ARM has a range of PrimeCell components, such as the interrupt and cache controllers, which can be combined to form a system.
MIPS32 74K Core
MIPS has a similar complement of peripherals that can be tied to its MIPS32 74K core, including instruction extension with its CorExtend support (Fig. 2). The MIPS32 74K uses a 17-stage pipeline, also with out-of-order dispatch. Likewise, its multiple execution units operate in parallel. Its stall-free ALU is linked into the DSP-style support of the multiply/divide unit instead of having a completely separate execution unit.
An advanced prediction unit enables all of this parallel, out-oforder processing to occur. Most 32-bit solutions in this range, like the Cortex-A9, implement this approach in some fashion. In MIPS's case, though, the 74K uses dual, independent eight-entry instruction queues. MIPS keeps three branch history tables to handle prediction more efficiently.
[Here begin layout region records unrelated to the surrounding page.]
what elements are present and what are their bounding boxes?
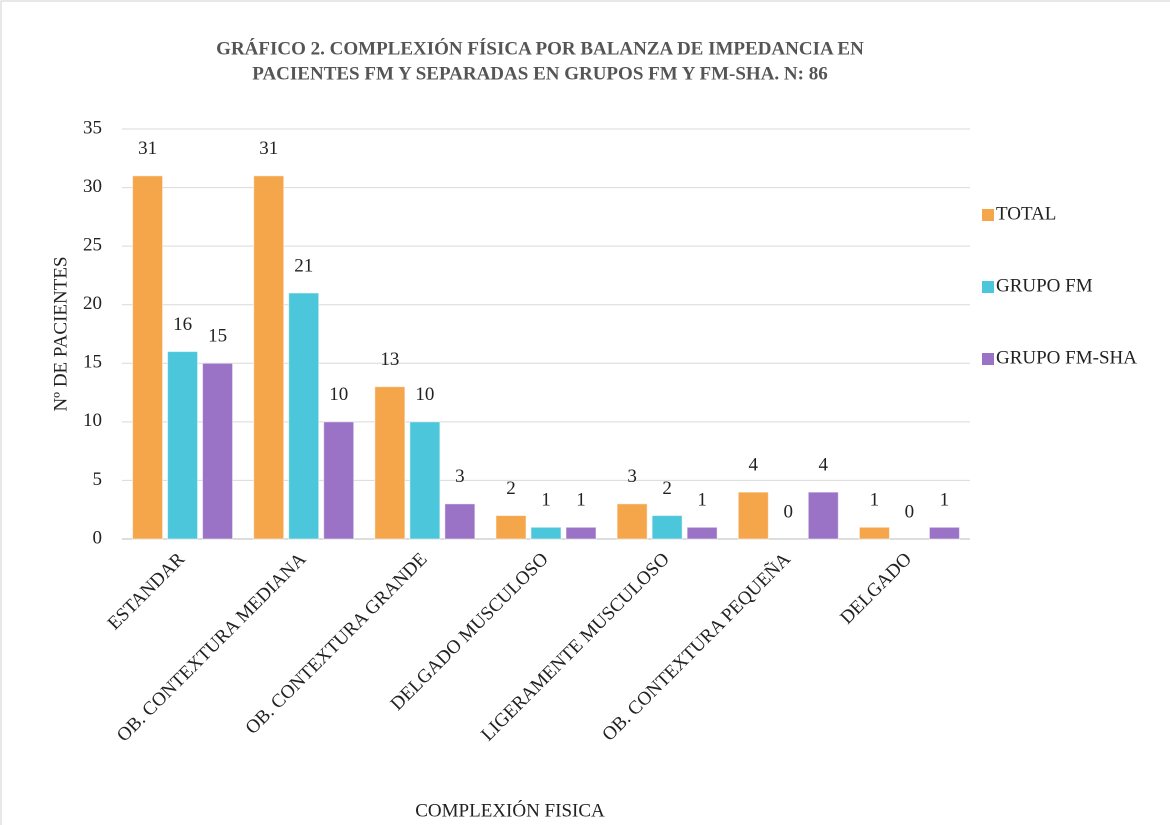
legend-swatch [982, 281, 994, 293]
bar [495, 515, 527, 540]
data-label: 4 [819, 455, 829, 476]
data-label: 0 [784, 501, 794, 522]
bar [530, 526, 562, 540]
y-axis-label: Nº DE PACIENTES [50, 256, 71, 411]
data-label: 1 [576, 490, 586, 511]
data-label: 15 [208, 326, 227, 347]
data-label: 2 [506, 478, 516, 499]
data-label: 16 [173, 314, 192, 335]
data-label: 3 [627, 466, 637, 487]
data-label: 21 [294, 255, 313, 276]
bar [858, 526, 890, 540]
legend-label: GRUPO FM-SHA [996, 347, 1137, 368]
bar [737, 491, 769, 540]
bar [807, 491, 839, 540]
data-label: 0 [905, 501, 915, 522]
legend-swatch [982, 209, 994, 221]
chart-title: PACIENTES FM Y SEPARADAS EN GRUPOS FM Y … [252, 63, 827, 84]
bar [444, 503, 476, 540]
data-label: 1 [697, 490, 707, 511]
bar [167, 351, 199, 540]
bar [616, 503, 648, 540]
data-label: 3 [455, 466, 465, 487]
data-label: 13 [380, 349, 399, 370]
y-tick-label: 25 [83, 235, 102, 256]
legend-label: GRUPO FM [996, 275, 1093, 296]
data-label: 1 [541, 490, 551, 511]
bar [928, 526, 960, 540]
data-label: 1 [870, 490, 880, 511]
data-label: 10 [329, 384, 348, 405]
legend-label: TOTAL [996, 203, 1056, 224]
y-tick-label: 15 [83, 352, 102, 373]
bar [686, 526, 718, 540]
bar [202, 362, 234, 540]
y-tick-label: 20 [83, 293, 102, 314]
legend-swatch [982, 353, 994, 365]
bar [374, 386, 406, 540]
bar [132, 175, 164, 540]
bar [409, 421, 441, 540]
bar [651, 515, 683, 540]
y-tick-label: 0 [93, 527, 103, 548]
y-tick-label: 35 [83, 117, 102, 138]
bar [288, 292, 320, 540]
y-tick-label: 10 [83, 410, 102, 431]
bar [253, 175, 285, 540]
data-label: 10 [415, 384, 434, 405]
x-axis-label: COMPLEXIÓN FISICA [415, 799, 605, 821]
data-label: 1 [940, 490, 950, 511]
data-label: 4 [749, 455, 759, 476]
data-label: 31 [138, 138, 157, 159]
y-tick-label: 5 [93, 469, 103, 490]
chart-title: GRÁFICO 2. COMPLEXIÓN FÍSICA POR BALANZA… [216, 37, 864, 59]
y-tick-label: 30 [83, 176, 102, 197]
bar [323, 421, 355, 540]
data-label: 31 [259, 138, 278, 159]
data-label: 2 [662, 478, 672, 499]
bar [565, 526, 597, 540]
Also, a return stack is maintained in hardware.
The MIPS architecture's inclusion of shadow registers permits zero overhead context switching. The DSP support adds three additional pairs of accumulator registers. Low-power operation is accomplished using a range of approaches, including the use of fine-grain clock gating. Each major block can be clocked independently as well. For example, the dualpipeline, asymmetric dual-issue floating-point unit can run at its own clock frequency.
The MIPS JTAG debugging architecture provides cross-CPU breakpoint support. The debug controller is chainable for multi- CPU management. Virtualization support is key for the efficient handling of virtual-machine managers (VMMs). VMM support isn't exclusive to high-end 64-bit x86 platforms.
Head to head
The MIPS32 74K and Cortex-A9 are essentially the same in terms of performance and target audience. They're rated at 1.8 DMIPS/MHz and 2.0 DMIPS/MHz, respectively. Both can be configured with different size and complexity caches, and they can be surrounded with a range of standard peripherals. This silicon ecosystem often makes the difference when creating a system design.
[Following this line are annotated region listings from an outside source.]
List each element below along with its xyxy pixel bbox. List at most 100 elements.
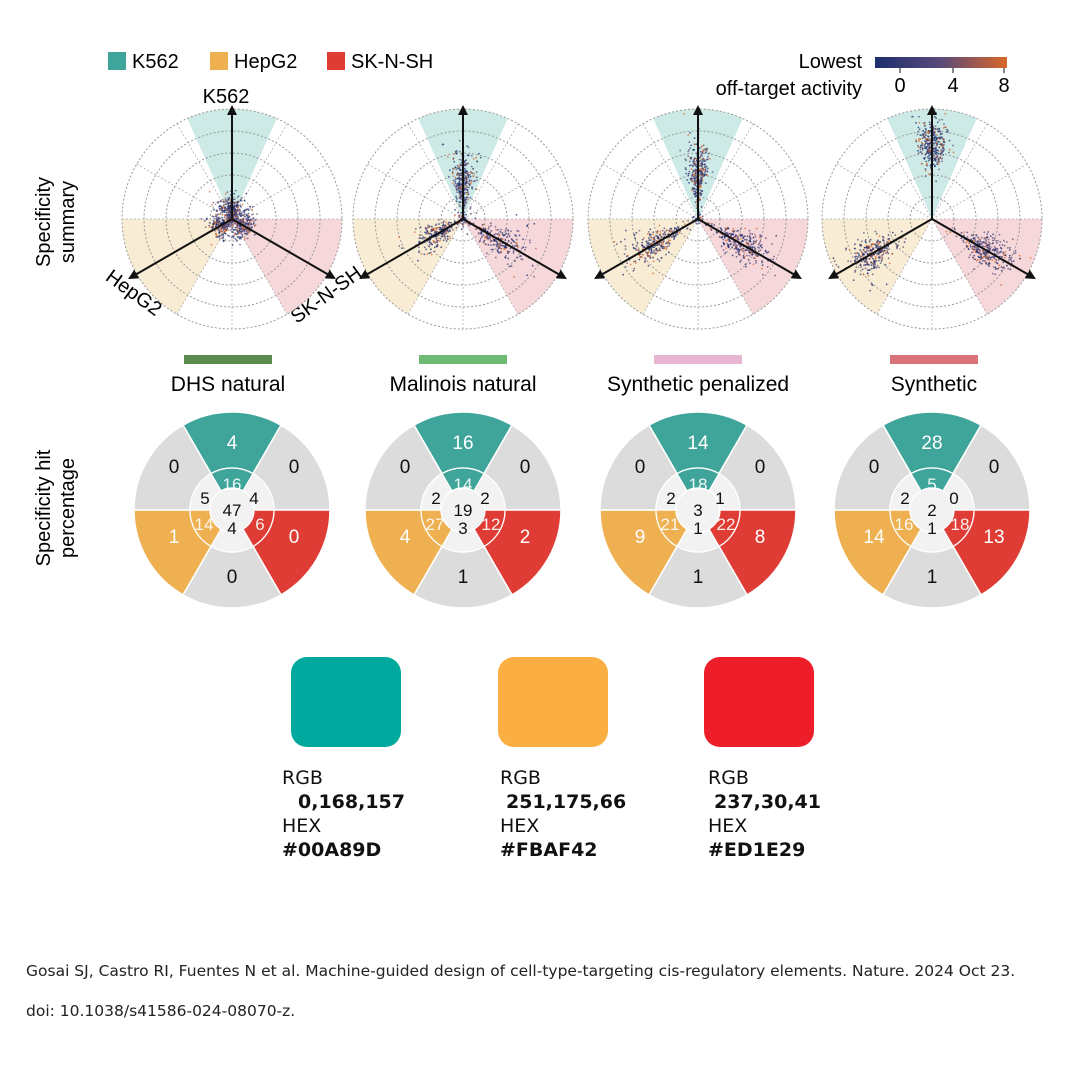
data-point xyxy=(447,156,449,158)
data-point xyxy=(652,272,654,275)
data-point xyxy=(855,266,858,269)
data-point xyxy=(985,240,988,243)
data-point xyxy=(497,232,500,235)
data-point xyxy=(867,247,870,250)
data-point xyxy=(973,237,976,239)
data-point xyxy=(458,168,461,171)
data-point xyxy=(481,224,484,226)
data-point xyxy=(489,244,492,247)
hit-value-top: 28 xyxy=(921,433,942,454)
data-point xyxy=(998,244,1001,247)
data-point xyxy=(465,187,467,190)
data-point xyxy=(515,244,518,247)
data-point xyxy=(244,238,246,240)
data-point xyxy=(462,226,465,228)
data-point xyxy=(503,247,505,250)
data-point xyxy=(708,152,710,155)
data-point xyxy=(248,222,250,224)
data-point xyxy=(976,247,979,250)
data-point xyxy=(429,251,432,254)
data-point xyxy=(974,248,977,251)
data-point xyxy=(879,245,882,248)
data-point xyxy=(250,223,253,226)
data-point xyxy=(711,171,714,174)
data-point xyxy=(491,248,494,251)
data-point xyxy=(688,149,690,151)
data-point xyxy=(505,232,507,235)
data-point xyxy=(945,126,947,128)
data-point xyxy=(995,259,998,262)
data-point xyxy=(660,257,663,259)
data-point xyxy=(773,255,775,258)
data-point xyxy=(638,258,641,261)
data-point xyxy=(239,243,241,246)
data-point xyxy=(473,172,476,175)
hit-inner-value-topright: 4 xyxy=(249,489,258,508)
data-point xyxy=(440,235,443,238)
data-point xyxy=(979,239,982,241)
point-cloud xyxy=(832,112,1032,292)
data-point xyxy=(747,258,750,261)
data-point xyxy=(515,214,518,216)
data-point xyxy=(439,237,442,240)
legend: K562 HepG2 SK-N-SH xyxy=(108,51,433,73)
data-point xyxy=(458,216,461,219)
data-point xyxy=(243,199,246,202)
data-point xyxy=(865,251,867,254)
data-point xyxy=(758,247,760,249)
data-point xyxy=(216,217,219,220)
data-point xyxy=(975,240,977,243)
hit-mid-value-left: 14 xyxy=(195,515,214,534)
hex-label: HEX xyxy=(708,815,748,837)
data-point xyxy=(474,217,477,220)
data-point xyxy=(745,242,748,245)
data-point xyxy=(731,229,734,232)
data-point xyxy=(886,249,889,252)
data-point xyxy=(254,224,257,227)
data-point xyxy=(749,232,752,235)
data-point xyxy=(745,249,748,252)
data-point xyxy=(832,257,835,260)
data-point xyxy=(698,168,701,171)
data-point xyxy=(236,228,239,231)
data-point xyxy=(216,235,219,238)
data-point xyxy=(991,259,994,262)
data-point xyxy=(1014,252,1017,254)
data-point xyxy=(241,235,244,238)
data-point xyxy=(647,242,650,244)
data-point xyxy=(966,236,969,238)
data-point xyxy=(726,239,728,242)
data-point xyxy=(237,200,240,203)
data-point xyxy=(442,221,445,224)
data-point xyxy=(239,228,241,231)
data-point xyxy=(700,180,703,183)
hit-inner-value-center: 19 xyxy=(454,501,473,520)
data-point xyxy=(439,239,441,242)
data-point xyxy=(938,157,940,160)
data-point xyxy=(703,163,706,166)
data-point xyxy=(249,205,251,208)
data-point xyxy=(874,256,877,258)
data-point xyxy=(729,243,732,246)
data-point xyxy=(762,253,765,255)
data-point xyxy=(231,228,233,231)
data-point xyxy=(924,154,927,156)
data-point xyxy=(431,225,433,228)
data-point xyxy=(886,248,888,250)
data-point xyxy=(433,231,436,234)
data-point xyxy=(667,239,670,242)
data-point xyxy=(223,226,225,229)
data-point xyxy=(693,173,695,176)
data-point xyxy=(864,238,867,241)
data-point xyxy=(718,236,721,238)
data-point xyxy=(724,251,727,254)
data-point xyxy=(939,155,942,157)
data-point xyxy=(622,273,625,276)
data-point xyxy=(252,217,254,220)
hex-value: #ED1E29 xyxy=(708,839,806,861)
data-point xyxy=(737,238,740,241)
data-point xyxy=(868,241,871,243)
data-point xyxy=(701,161,703,164)
data-point xyxy=(226,214,229,216)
Both cores utilize a TSMC 65-nm generic process. MIPS is the first company out of the chute with implementations in the gigahertz range. The Cortex-A9 will likely start out at about 500 MHz, climbing quickly to 1 GHz, given the demand for higher performance.
The two cores are close in size as well. The 74K core is about 1.7 mm2, while the Cortex-A9 is about 1.5 mm2. The difference is minor, and the final size of a chip will vary significantly based upon other factors such as cache size, peripherals, and the number and width of buses employed. Designers have a wide range of options with both architectures.
The companies take a similar third-party approach to software. They also include their own C/C++ tools. ARM has its RealView compiler suite, while the MIPS Software Toolkit combines open-source tools that have been optimized for the MIPS platforms.